In microbiology, genes can move freely even between distantly related bacteria, possibly extending to the whole bacterial domain. As a rule of thumb, microbiologists have assumed that kinds of Bacteria or Archaea with 16S ribosomal RNA gene sequences more similar than 97% to each other need to be checked by DNA-DNA hybridisation to decide if they belong to the same species or not. This concept was narrowed in 2006 to a similarity of 98.7%.
An evolutionary species, suggested by George Gaylord Simpson in 1951, is "an entity composed of organisms which maintains its identity from other such entities through time and over space, and which has its own independent evolutionary fate and historical tendencies". This differs from the biological species concept in embodying persistence over time. Wiley and Mayden state that they see the evolutionary species concept as "identical" to Willi Hennig's species-as-lineages concept, and assert that the biological species concept, "the several versions" of the phylogenetic species concept, and the idea that species are of the same kind as higher taxa are not suitable for biodiversity studies (with the intention of estimating the number of species accurately). They further suggest that the concept works for both asexual and sexually-reproducing species.

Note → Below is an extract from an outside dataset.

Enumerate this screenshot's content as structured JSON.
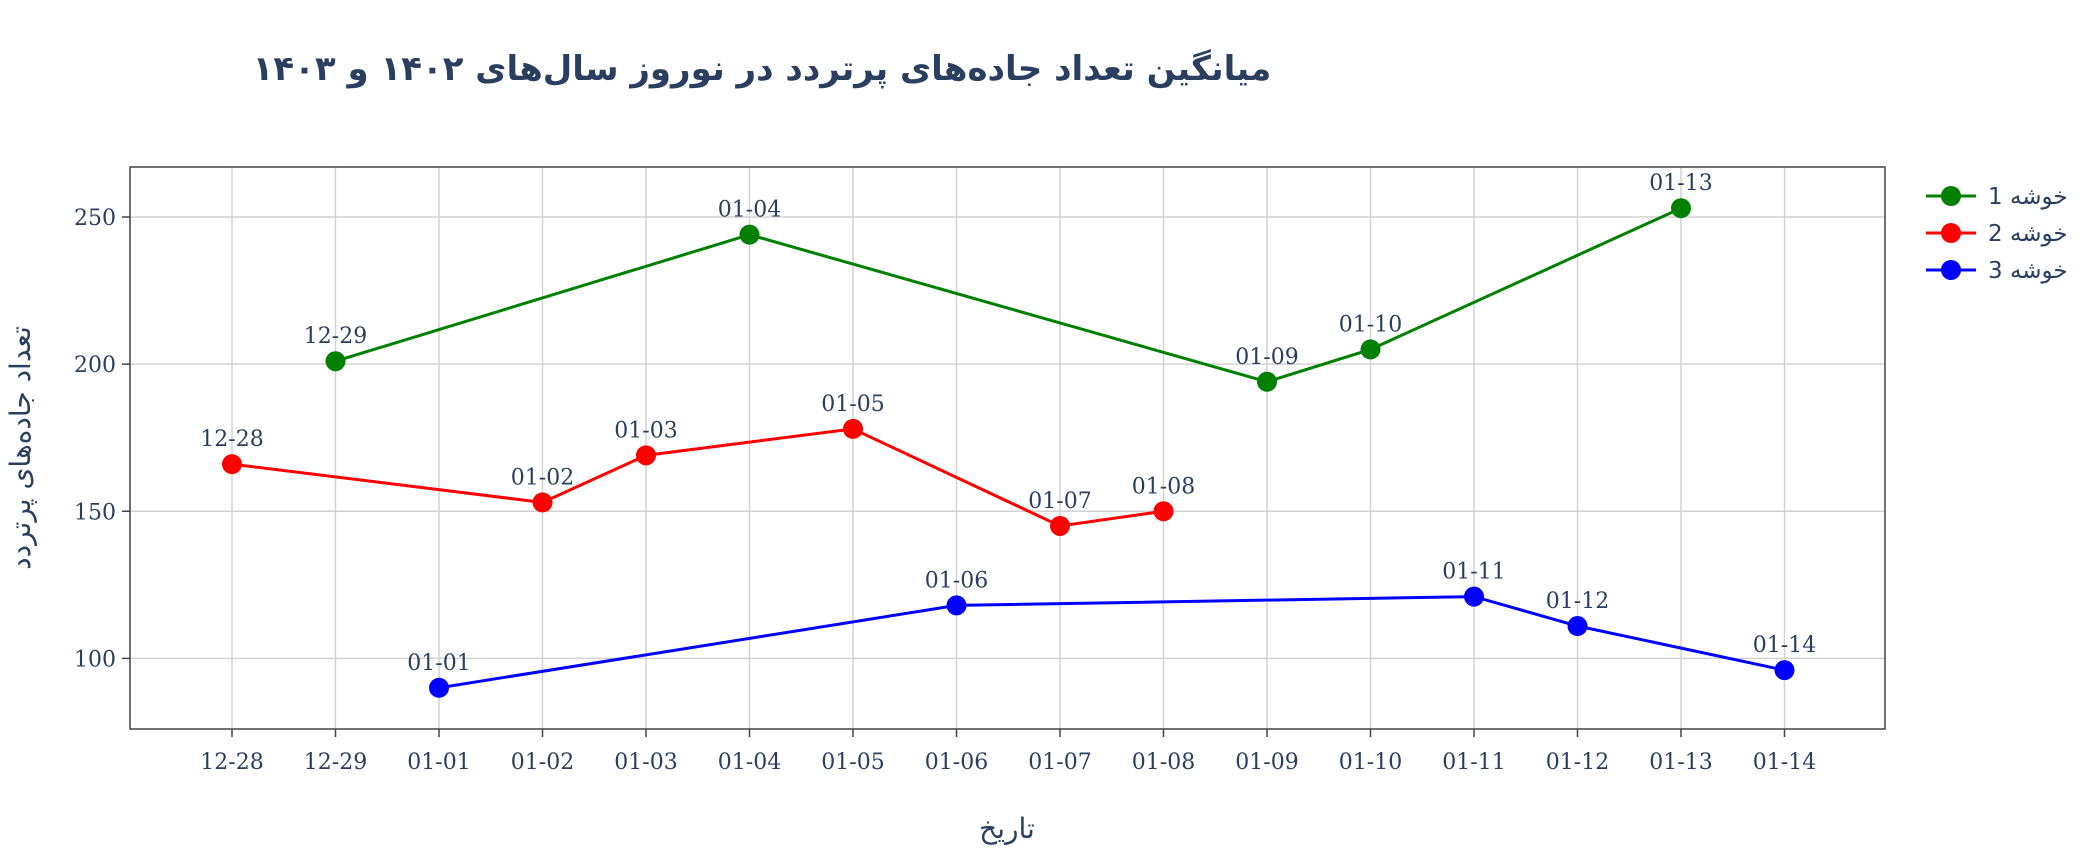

Viruses have enormous populations, are doubtfully living since they consist of little more than a string of DNA or RNA in a protein coat, and mutate rapidly. All of these factors make conventional species concepts largely inapplicable. A viral quasispecies is a group of genotypes related by similar mutations, competing within a highly mutagenic environment, and hence governed by a mutation-selection balance. It is predicted that a viral quasispecies at a low but evolutionarily neutral and highly connected (that is, flat) region in the fitness landscape will outcompete a quasispecies located at a higher but narrower fitness peak in which the surrounding mutants are unfit, "the quasispecies effect" or the "survival of the flattest". There is no suggestion that a viral quasispecies resembles a traditional biological species.